O que aconteceu foi inesperado.
Uma caraterística importante dos materiais que adsorvem eficazmente a água é a existência de fortes ligações de hidrogénio entre a água e o material em que esta se adsorve, algo que o óxido de grafeno e o cálcio possuem. Quanto mais forte for a ligação de hidrogénio, mais um material pode adsorver água.
Mas acontece alguma magia quando se intercala o cálcio com o oxigénio do óxido de grafeno.
No óxido de grafeno intercalado com cálcio, é a sinergia entre o cálcio e o oxigénio que facilita a extraordinária adsorção de água.
O que a equipa de investigação descobriu é que a forma como o cálcio se coordena com o oxigénio no grafeno altera a força das ligações de hidrogénio entre a água e o cálcio, tornando essas ligações ainda mais fortes.
“Medimos a quantidade de água adsorvida no óxido de grafeno por si só e obtivemos X. Medimos a quantidade de água adsorvida no próprio cálcio e obtivemos Y. Quando medimos a quantidade de água adsorvida no óxido de grafeno intercalado com cálcio obtivemos muito mais do que X+Y. Ou seja, 1+1 é igual a um número maior do que 2”, diz Xiaojun (Carlos) Ren, da Escola de Ciência e Engenharia de Materiais da UNSW e primeiro autor do artigo.
“Esta ligação de hidrogénio mais forte do que o esperado é uma das razões para a extrema capacidade do material para adsorver água”, acrescenta.
Também é leve como uma pena
A equipa fez mais um ajuste no design para melhorar a capacidade de adsorção de água do material – fabricou o óxido de grafeno intercalado com cálcio sob a forma de um aerogel, um dos materiais sólidos mais leves que se conhecem.
Os aerogéis estão repletos de poros de dimensão micro a nanométrica, o que lhes confere uma enorme área de superfície, o que ajuda esta forma de aerogel a adsorver água muito mais rapidamente do que o óxido de grafeno normal.
O aerogel também confere ao material propriedades de esponja que facilitam o processo de dessorção, ou seja, a libertação da água da membrana.
“A única energia que este sistema requer é a pequena quantidade necessária para aquecer o sistema a cerca de 50 graus para libertar a água do aerogel”, afirma a Professora Daria Andreeva, coautora do artigo.
O poder do supercomputador
A investigação baseia-se em trabalho experimental e teórico que contou com o supercomputador da Infraestrutura Computacional Nacional Australiana (NCI) em Camberra.
O Professor Amir Karton, da Universidade de New England, liderou o trabalho computacional para fornecer a compreensão crucial do mecanismo subjacente.
“As simulações modelizadas feitas no supercomputador explicaram as complexas interações sinérgicas a nível molecular, e estes conhecimentos ajudam agora a conceber sistemas ainda melhores para a produção de água atmosférica, oferecendo uma solução sustentável para o desafio crescente da disponibilidade de água doce na Austrália regional e em regiões com stress hídrico em todo o mundo”, afirma o Professor.
O poder da ciência sem fronteiras
Esta é ainda uma descoberta de investigação fundamental que precisa de ser mais desenvolvida.
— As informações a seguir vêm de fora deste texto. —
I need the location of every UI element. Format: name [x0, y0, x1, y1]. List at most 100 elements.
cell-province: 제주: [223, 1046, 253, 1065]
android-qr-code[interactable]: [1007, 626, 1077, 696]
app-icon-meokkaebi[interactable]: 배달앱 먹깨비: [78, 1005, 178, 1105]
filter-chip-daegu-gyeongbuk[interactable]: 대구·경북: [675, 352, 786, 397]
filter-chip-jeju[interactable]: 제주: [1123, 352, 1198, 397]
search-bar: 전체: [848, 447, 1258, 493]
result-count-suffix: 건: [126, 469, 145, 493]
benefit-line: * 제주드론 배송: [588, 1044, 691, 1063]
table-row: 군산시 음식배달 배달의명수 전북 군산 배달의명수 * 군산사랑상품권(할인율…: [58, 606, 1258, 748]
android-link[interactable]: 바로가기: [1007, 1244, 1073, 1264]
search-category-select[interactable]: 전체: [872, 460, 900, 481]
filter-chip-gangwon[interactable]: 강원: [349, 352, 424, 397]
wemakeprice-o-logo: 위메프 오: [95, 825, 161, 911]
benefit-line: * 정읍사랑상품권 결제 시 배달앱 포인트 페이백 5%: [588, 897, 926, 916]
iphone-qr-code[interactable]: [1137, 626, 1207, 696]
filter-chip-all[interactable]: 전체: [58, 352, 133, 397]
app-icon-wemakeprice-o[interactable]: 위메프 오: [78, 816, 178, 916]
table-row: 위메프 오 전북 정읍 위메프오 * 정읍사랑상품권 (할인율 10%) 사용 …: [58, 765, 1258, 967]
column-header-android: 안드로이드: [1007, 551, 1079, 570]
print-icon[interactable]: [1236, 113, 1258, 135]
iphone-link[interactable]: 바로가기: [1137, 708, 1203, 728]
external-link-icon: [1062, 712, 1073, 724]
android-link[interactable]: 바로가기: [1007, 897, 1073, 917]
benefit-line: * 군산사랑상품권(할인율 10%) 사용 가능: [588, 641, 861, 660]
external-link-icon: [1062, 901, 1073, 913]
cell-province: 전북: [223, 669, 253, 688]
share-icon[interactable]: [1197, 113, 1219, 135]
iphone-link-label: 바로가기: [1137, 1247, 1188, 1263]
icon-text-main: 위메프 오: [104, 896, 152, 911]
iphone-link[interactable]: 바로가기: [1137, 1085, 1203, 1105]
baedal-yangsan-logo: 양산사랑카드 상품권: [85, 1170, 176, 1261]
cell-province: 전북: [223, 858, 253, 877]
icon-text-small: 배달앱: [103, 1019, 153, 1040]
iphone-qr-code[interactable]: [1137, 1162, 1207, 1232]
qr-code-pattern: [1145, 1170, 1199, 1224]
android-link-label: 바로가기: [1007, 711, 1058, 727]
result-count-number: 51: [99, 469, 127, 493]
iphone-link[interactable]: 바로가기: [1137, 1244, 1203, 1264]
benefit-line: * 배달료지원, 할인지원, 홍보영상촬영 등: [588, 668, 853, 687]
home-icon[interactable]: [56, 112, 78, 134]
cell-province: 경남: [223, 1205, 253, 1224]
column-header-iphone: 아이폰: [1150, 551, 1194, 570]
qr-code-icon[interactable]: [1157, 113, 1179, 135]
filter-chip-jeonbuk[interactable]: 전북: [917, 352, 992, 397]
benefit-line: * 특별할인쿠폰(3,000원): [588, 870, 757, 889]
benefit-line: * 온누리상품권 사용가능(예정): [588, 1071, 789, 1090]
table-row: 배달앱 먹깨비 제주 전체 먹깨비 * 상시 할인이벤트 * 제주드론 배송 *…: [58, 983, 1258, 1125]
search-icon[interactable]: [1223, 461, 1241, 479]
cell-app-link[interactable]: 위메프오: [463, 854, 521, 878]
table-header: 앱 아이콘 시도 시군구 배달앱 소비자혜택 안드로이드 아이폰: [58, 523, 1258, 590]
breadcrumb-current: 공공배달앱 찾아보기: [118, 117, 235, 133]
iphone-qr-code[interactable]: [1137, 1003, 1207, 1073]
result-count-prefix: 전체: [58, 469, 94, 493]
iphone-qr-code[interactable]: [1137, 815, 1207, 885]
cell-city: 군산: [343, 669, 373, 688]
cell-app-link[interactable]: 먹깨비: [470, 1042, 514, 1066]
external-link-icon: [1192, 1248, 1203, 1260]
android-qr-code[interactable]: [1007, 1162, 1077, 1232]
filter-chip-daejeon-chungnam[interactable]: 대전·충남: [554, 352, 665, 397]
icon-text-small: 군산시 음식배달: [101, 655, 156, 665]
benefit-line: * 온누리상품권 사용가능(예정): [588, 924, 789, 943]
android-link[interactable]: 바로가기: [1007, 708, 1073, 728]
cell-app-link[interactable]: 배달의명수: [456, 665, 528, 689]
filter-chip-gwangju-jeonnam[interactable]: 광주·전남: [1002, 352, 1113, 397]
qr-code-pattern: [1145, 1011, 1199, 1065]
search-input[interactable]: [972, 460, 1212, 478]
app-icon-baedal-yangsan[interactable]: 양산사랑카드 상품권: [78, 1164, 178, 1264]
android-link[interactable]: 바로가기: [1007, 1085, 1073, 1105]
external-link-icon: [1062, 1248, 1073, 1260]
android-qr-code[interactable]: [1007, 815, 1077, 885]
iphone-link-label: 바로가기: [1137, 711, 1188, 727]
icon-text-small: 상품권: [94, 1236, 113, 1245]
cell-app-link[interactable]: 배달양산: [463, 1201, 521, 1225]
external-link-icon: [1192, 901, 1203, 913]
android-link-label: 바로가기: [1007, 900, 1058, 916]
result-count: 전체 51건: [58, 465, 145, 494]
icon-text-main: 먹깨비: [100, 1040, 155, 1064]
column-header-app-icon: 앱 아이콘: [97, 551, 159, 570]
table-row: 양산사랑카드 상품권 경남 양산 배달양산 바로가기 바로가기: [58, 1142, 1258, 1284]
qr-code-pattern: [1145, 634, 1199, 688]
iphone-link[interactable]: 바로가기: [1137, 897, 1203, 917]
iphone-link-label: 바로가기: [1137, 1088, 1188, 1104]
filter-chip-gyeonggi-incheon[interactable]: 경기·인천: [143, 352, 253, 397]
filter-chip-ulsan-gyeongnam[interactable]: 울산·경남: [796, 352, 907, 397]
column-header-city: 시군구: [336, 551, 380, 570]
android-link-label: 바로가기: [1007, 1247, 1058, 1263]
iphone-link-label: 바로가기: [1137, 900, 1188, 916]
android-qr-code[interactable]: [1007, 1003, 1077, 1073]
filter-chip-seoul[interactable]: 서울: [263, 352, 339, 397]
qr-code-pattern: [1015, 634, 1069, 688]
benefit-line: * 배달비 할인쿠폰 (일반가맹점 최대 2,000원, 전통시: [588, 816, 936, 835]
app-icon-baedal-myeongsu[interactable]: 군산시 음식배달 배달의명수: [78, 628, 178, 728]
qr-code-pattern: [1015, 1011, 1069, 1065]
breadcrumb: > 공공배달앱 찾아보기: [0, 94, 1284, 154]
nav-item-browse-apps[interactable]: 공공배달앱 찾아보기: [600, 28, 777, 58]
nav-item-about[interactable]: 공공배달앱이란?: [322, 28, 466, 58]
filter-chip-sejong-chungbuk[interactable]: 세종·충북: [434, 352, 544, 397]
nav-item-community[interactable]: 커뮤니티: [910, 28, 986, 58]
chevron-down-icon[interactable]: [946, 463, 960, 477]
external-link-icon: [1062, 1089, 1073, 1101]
A indústria colaborou neste projeto para ajudar a aumentar a escala desta tecnologia e desenvolver um protótipo para teste.
“O que fizemos foi descobrir a ciência fundamental por detrás do processo de adsorção de humidade e o papel das ligações de hidrogénio. Este conhecimento ajudará a fornecer água potável a uma grande parte dos 2,2 mil milhões de pessoas que não têm acesso a ela, demonstrando o impacto social da investigação em colaboração do nosso Centro”, afirma o Diretor do COE-CSI e um dos co-autores do artigo.
A investigação é uma colaboração global entre grupos de investigação da Austrália, China, Japão, Singapura e Índia.